Debugging the Azure Terraform Provider
July 02, 2021
Within my workplace, Terraform is used frequently to deploy infrastructure in Azure. On the whole, the Azure Terraform Provider is clear on what it will change, or descriptive enough in the errors for you to figure out what’s not allowed from an Azure API perspective. However, recently an incident with a function app terraform deployment caused an incident - here was how I debugged it.
The incident
As part of a production change, a function app was updated to add the correct VNET name in. The plan only showed this change and nothing else. The Terraform applied, and the function app started failing.
In my team, Terraform does not manage any of the application settings. We use a custom tool that allows for the developers to manage application settings in JSON files within source code, so that changes to app configuration can be made separately to the infrastructure.
After a while debugging and reviewing the activity logs, the team discovered that WEBSITE_CONTENTAZUREFILECONNECTIONSTRING
setting was removed entirely! Despite no indication of this happening in the plan!
Debugging
The first thoughts from the team were around adding ignore_changes
blocks to the application setting, but this doesn’t explain why the setting changed in the first place, and why Terraform didn’t identify it in the plan! From previous experience contributing to the Azure Terraform Provider - I decided to have a look at the code for the Azure Function App resource and see if I could find anything from that side.
Here is the code for creating a function app in Azure through Terraform.

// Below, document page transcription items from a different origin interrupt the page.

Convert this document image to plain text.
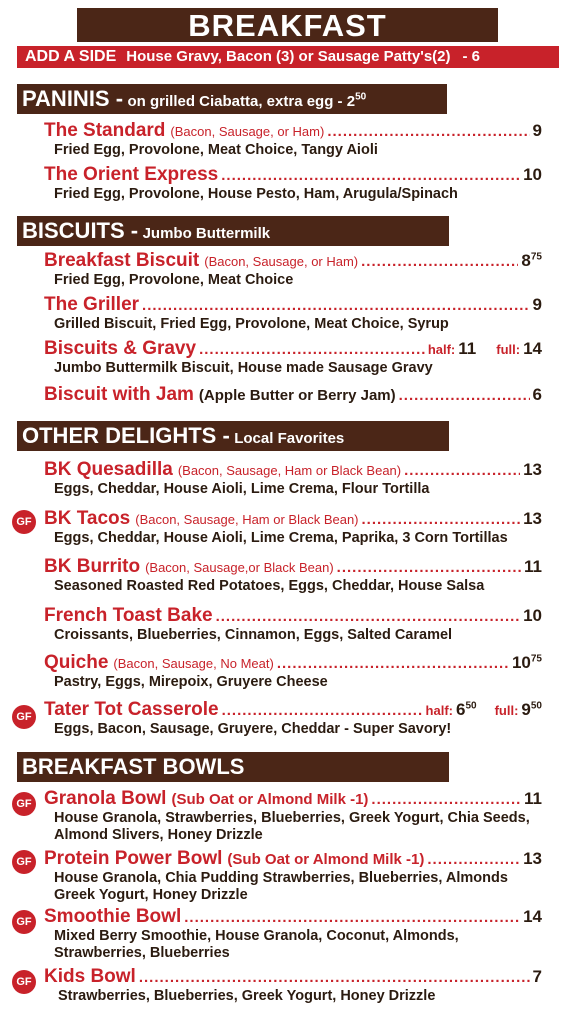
BREAKFAST
ADD A SIDE House Gravy, Bacon (3) or Sausage Patty's(2) - 6
PANINIS - on grilled Ciabatta, extra egg - $2^{50}$
The Standard (Bacon, Sausage, or Ham) .....	9
Fried Egg, Provolone, Meat Choice, Tangy Aioli
The Orient Express .....	10
Fried Egg, Provolone, House Pesto, Ham, Arugula/Spinach
BISCUITS - Jumbo Buttermilk
Breakfast Biscuit (Bacon, Sausage, or Ham) .....	$8^{75}$
Fried Egg, Provolone, Meat Choice
The Griller .....	9
Grilled Biscuit, Fried Egg, Provolone, Meat Choice, Syrup
Biscuits & Gravy .....	half: 11 full: 14
Jumbo Buttermilk Biscuit, House made Sausage Gravy
Biscuit with Jam (Apple Butter or Berry Jam) .....	6
OTHER DELIGHTS - Local Favorites
BK Quesadilla (Bacon, Sausage, Ham or Black Bean) .....	13
Eggs, Cheddar, House Aioli, Lime Crema, Flour Tortilla
GF BK Tacos (Bacon, Sausage, Ham or Black Bean) .....	13
Eggs, Cheddar, House Aioli, Lime Crema, Paprika, 3 Corn Tortillas
BK Burrito (Bacon, Sausage,or Black Bean) .....	11
Seasoned Roasted Red Potatoes, Eggs, Cheddar, House Salsa
French Toast Bake .....	10
Croissants, Blueberries, Cinnamon, Eggs, Salted Caramel
Quiche (Bacon, Sausage, No Meat) .....	$10^{75}$
Pastry, Eggs, Mirepoix, Gruyere Cheese
GF Tater Tot Casserole .....	half: $6^{50}$ full: $9^{50}$
Eggs, Bacon, Sausage, Gruyere, Cheddar - Super Savory!
BREAKFAST BOWLS
GF Granola Bowl (Sub Oat or Almond Milk -1) .....	11
House Granola, Strawberries, Blueberries, Greek Yogurt, Chia Seeds, Almond Slivers, Honey Drizzle
GF Protein Power Bowl (Sub Oat or Almond Milk -1) .....	13
House Granola, Chia Pudding Strawberries, Blueberries, Almonds Greek Yogurt, Honey Drizzle
GF Smoothie Bowl .....	14
Mixed Berry Smoothie, House Granola, Coconut, Almonds, Strawberries, Blueberries
GF Kids Bowl .....	7
Strawberries, Blueberries, Greek Yogurt, Honey Drizzle
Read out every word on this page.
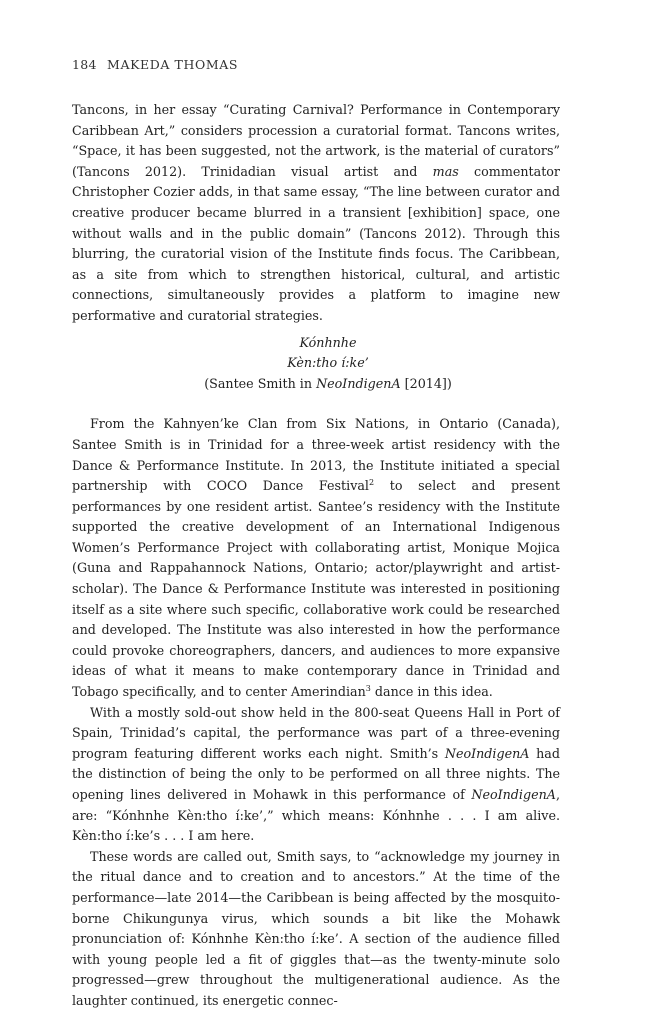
184 MAKEDA THOMAS

Tancons, in her essay “Curating Carnival? Performance in Contemporary Caribbean Art,” considers procession a curatorial format. Tancons writes, “Space, it has been suggested, not the artwork, is the material of curators” (Tancons 2012). Trinidadian visual artist and mas commentator Christopher Cozier adds, in that same essay, “The line between curator and creative producer became blurred in a transient [exhibition] space, one without walls and in the public domain” (Tancons 2012). Through this blurring, the curatorial vision of the Institute finds focus. The Caribbean, as a site from which to strengthen historical, cultural, and artistic connections, simultaneously provides a platform to imagine new performative and curatorial strategies.

Kónhnhe
Kèn:tho í:ke’
(Santee Smith in NeoIndigenA [2014])

From the Kahnyen’ke Clan from Six Nations, in Ontario (Canada), Santee Smith is in Trinidad for a three-week artist residency with the Dance & Performance Institute. In 2013, the Institute initiated a special partnership with COCO Dance Festival$^2$ to select and present performances by one resident artist. Santee’s residency with the Institute supported the creative development of an International Indigenous Women’s Performance Project with collaborating artist, Monique Mojica (Guna and Rappahannock Nations, Ontario; actor/playwright and artist-scholar). The Dance & Performance Institute was interested in positioning itself as a site where such specific, collaborative work could be researched and developed. The Institute was also interested in how the performance could provoke choreographers, dancers, and audiences to more expansive ideas of what it means to make contemporary dance in Trinidad and Tobago specifically, and to center Amerindian$^3$ dance in this idea.

With a mostly sold-out show held in the 800-seat Queens Hall in Port of Spain, Trinidad’s capital, the performance was part of a three-evening program featuring different works each night. Smith’s NeoIndigenA had the distinction of being the only to be performed on all three nights. The opening lines delivered in Mohawk in this performance of NeoIndigenA, are: “Kónhnhe Kèn:tho í:ke’,” which means: Kónhnhe . . . I am alive. Kèn:tho í:ke’s . . . I am here.

These words are called out, Smith says, to “acknowledge my journey in the ritual dance and to creation and to ancestors.” At the time of the performance—late 2014—the Caribbean is being affected by the mosquito-borne Chikungunya virus, which sounds a bit like the Mohawk pronunciation of: Kónhnhe Kèn:tho í:ke’. A section of the audience filled with young people led a fit of giggles that—as the twenty-minute solo progressed—grew throughout the multigenerational audience. As the laughter continued, its energetic connec-
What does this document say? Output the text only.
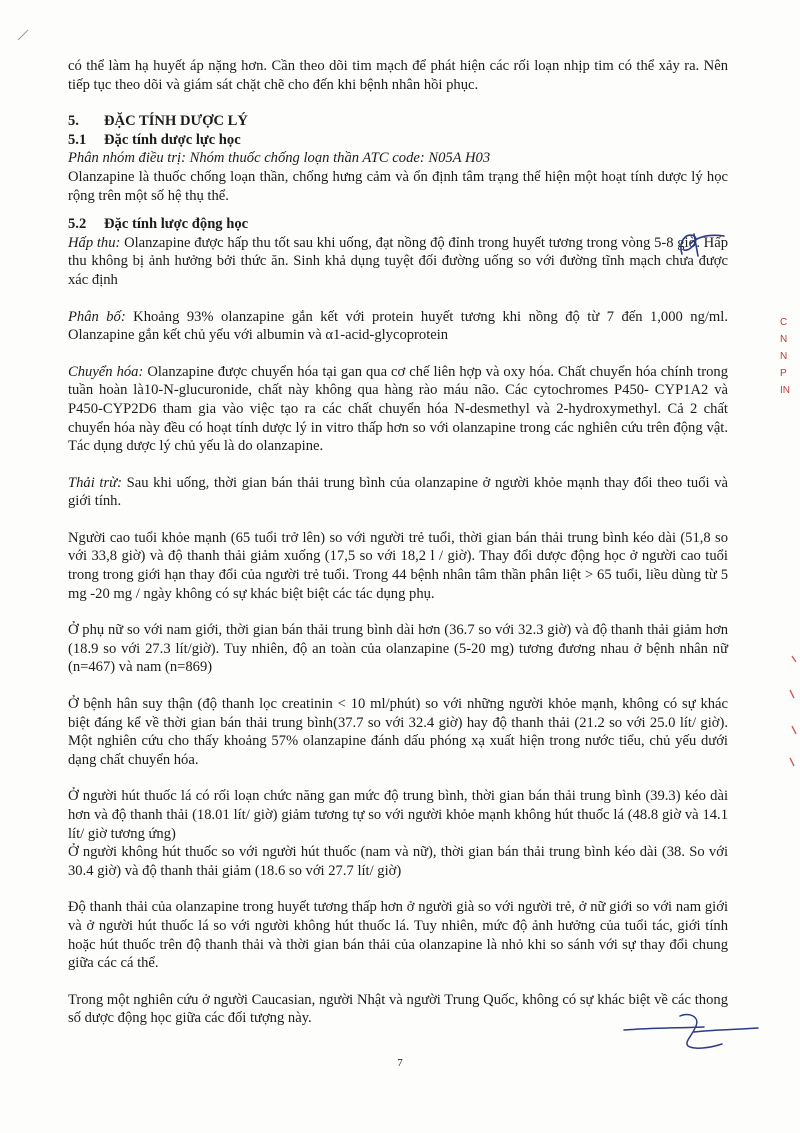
có thể làm hạ huyết áp nặng hơn. Cần theo dõi tim mạch để phát hiện các rối loạn nhịp tim có thể xảy ra. Nên tiếp tục theo dõi và giám sát chặt chẽ cho đến khi bệnh nhân hồi phục.

5. ĐẶC TÍNH DƯỢC LÝ

5.1 Đặc tính dược lực học

Phân nhóm điều trị: Nhóm thuốc chống loạn thần ATC code: N05A H03

Olanzapine là thuốc chống loạn thần, chống hưng cảm và ổn định tâm trạng thể hiện một hoạt tính dược lý học rộng trên một số hệ thụ thể.

5.2 Đặc tính lược động học

Hấp thu: Olanzapine được hấp thu tốt sau khi uống, đạt nồng độ đỉnh trong huyết tương trong vòng 5-8 giờ. Hấp thu không bị ảnh hưởng bởi thức ăn. Sinh khả dụng tuyệt đối đường uống so với đường tĩnh mạch chưa được xác định

Phân bố: Khoảng 93% olanzapine gắn kết với protein huyết tương khi nồng độ từ 7 đến 1,000 ng/ml. Olanzapine gắn kết chủ yếu với albumin và α1-acid-glycoprotein

Chuyển hóa: Olanzapine được chuyển hóa tại gan qua cơ chế liên hợp và oxy hóa. Chất chuyển hóa chính trong tuần hoàn là10-N-glucuronide, chất này không qua hàng rào máu não. Các cytochromes P450- CYP1A2 và P450-CYP2D6 tham gia vào việc tạo ra các chất chuyển hóa N-desmethyl và 2-hydroxymethyl. Cả 2 chất chuyển hóa này đều có hoạt tính dược lý in vitro thấp hơn so với olanzapine trong các nghiên cứu trên động vật. Tác dụng dược lý chủ yếu là do olanzapine.

Thải trừ: Sau khi uống, thời gian bán thải trung bình của olanzapine ở người khỏe mạnh thay đổi theo tuổi và giới tính.

Người cao tuổi khỏe mạnh (65 tuổi trở lên) so với người trẻ tuổi, thời gian bán thải trung bình kéo dài (51,8 so với 33,8 giờ) và độ thanh thải giảm xuống (17,5 so với 18,2 l / giờ). Thay đổi dược động học ở người cao tuổi trong trong giới hạn thay đổi của người trẻ tuổi. Trong 44 bệnh nhân tâm thần phân liệt > 65 tuổi, liều dùng từ 5 mg -20 mg / ngày không có sự khác biệt biệt các tác dụng phụ.

Ở phụ nữ so với nam giới, thời gian bán thải trung bình dài hơn (36.7 so với 32.3 giờ) và độ thanh thải giảm hơn (18.9 so với 27.3 lít/giờ). Tuy nhiên, độ an toàn của olanzapine (5-20 mg) tương đương nhau ở bệnh nhân nữ (n=467) và nam (n=869)

Ở bệnh hân suy thận (độ thanh lọc creatinin < 10 ml/phút) so với những người khỏe mạnh, không có sự khác biệt đáng kể về thời gian bán thải trung bình(37.7 so với 32.4 giờ) hay độ thanh thải (21.2 so với 25.0 lít/ giờ). Một nghiên cứu cho thấy khoảng 57% olanzapine đánh dấu phóng xạ xuất hiện trong nước tiểu, chủ yếu dưới dạng chất chuyển hóa.

Ở người hút thuốc lá có rối loạn chức năng gan mức độ trung bình, thời gian bán thải trung bình (39.3) kéo dài hơn và độ thanh thải (18.01 lít/ giờ) giảm tương tự so với người khỏe mạnh không hút thuốc lá (48.8 giờ và 14.1 lít/ giờ tương ứng)

Ở người không hút thuốc so với người hút thuốc (nam và nữ), thời gian bán thải trung bình kéo dài (38. So với 30.4 giờ) và độ thanh thải giảm (18.6 so với 27.7 lít/ giờ)

Độ thanh thải của olanzapine trong huyết tương thấp hơn ở người già so với người trẻ, ở nữ giới so với nam giới và ở người hút thuốc lá so với người không hút thuốc lá. Tuy nhiên, mức độ ảnh hưởng của tuổi tác, giới tính hoặc hút thuốc trên độ thanh thải và thời gian bán thải của olanzapine là nhỏ khi so sánh với sự thay đổi chung giữa các cá thể.

Trong một nghiên cứu ở người Caucasian, người Nhật và người Trung Quốc, không có sự khác biệt về các thong số dược động học giữa các đối tượng này.

7
C
N
N
P
IN
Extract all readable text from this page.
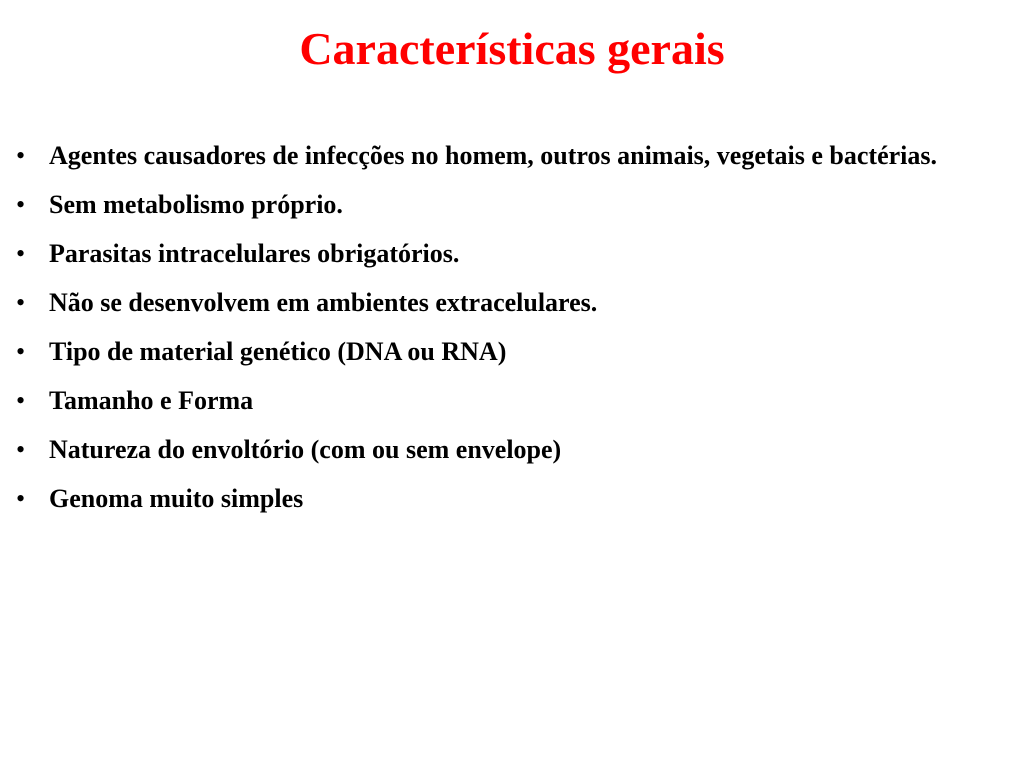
Características gerais
• Agentes causadores de infecções no homem, outros animais, vegetais e bactérias.
• Sem metabolismo próprio.
• Parasitas intracelulares obrigatórios.
• Não se desenvolvem em ambientes extracelulares.
• Tipo de material genético (DNA ou RNA)
• Tamanho e Forma
• Natureza do envoltório (com ou sem envelope)
• Genoma muito simples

If you look at this line, which can also be seen in the update function
here, Terraform is calling a function - getBasicFunctionAppAppSettings
.
Sure enough, when you follow that function to here, you can see that behind the scenes, Azure is setting these environment variables! In fact, when looking back at the activity logs for the incident, I noted that WEBSITE_CONTENTSHARE
was also removed from the application settings!
Why is Azure doing this?
From a following of discussions, there was no API in Azure to create the app function, and so setting internal environment variables is how you get around it.
This has since been fixed from discussions here and here, but the azure provider is still using the older API version and this logic is considered a breaking change, so will be removed in version 3 of the AzureRM Terraform provider, see a PR for it here.
Others feeling the pain
Whilst tough to find, others are feeling the pain of this hidden alteration of environment variables (shock - I know!), with here noting the exact same concern:
This is very dangerous because it can cause an “hidden swap” of the running software from a stable version to an unstable one.
The PR to solve this problem also raises a comment similar to this here:
Forcing the creation of that setting inside the Create and Update with fixed values breaks the behavior in functions with slots when swapping. Which is very damaging and risky. It happened to me in production twice before understanding there was a bug.
Temporary Solution?
In general, there isn’t one that doesn’t restrict Terraform entirely, see here.
For my team, the solution will be to either:
- Run the custom tooling for application settings after every deployment
- Edit the custom tooling so it pulls down the existing values for
WEBSITE_CONTENTAZUREFILECONNECTIONSTRING
andWEBSITE_CONTENTSHARE
and appending them to the configuration specified in the JSON files in source code!
Overall this was quite an interesting upstream bug to encounter - and certainly one that should be flagged to the wider Terraform Azure community!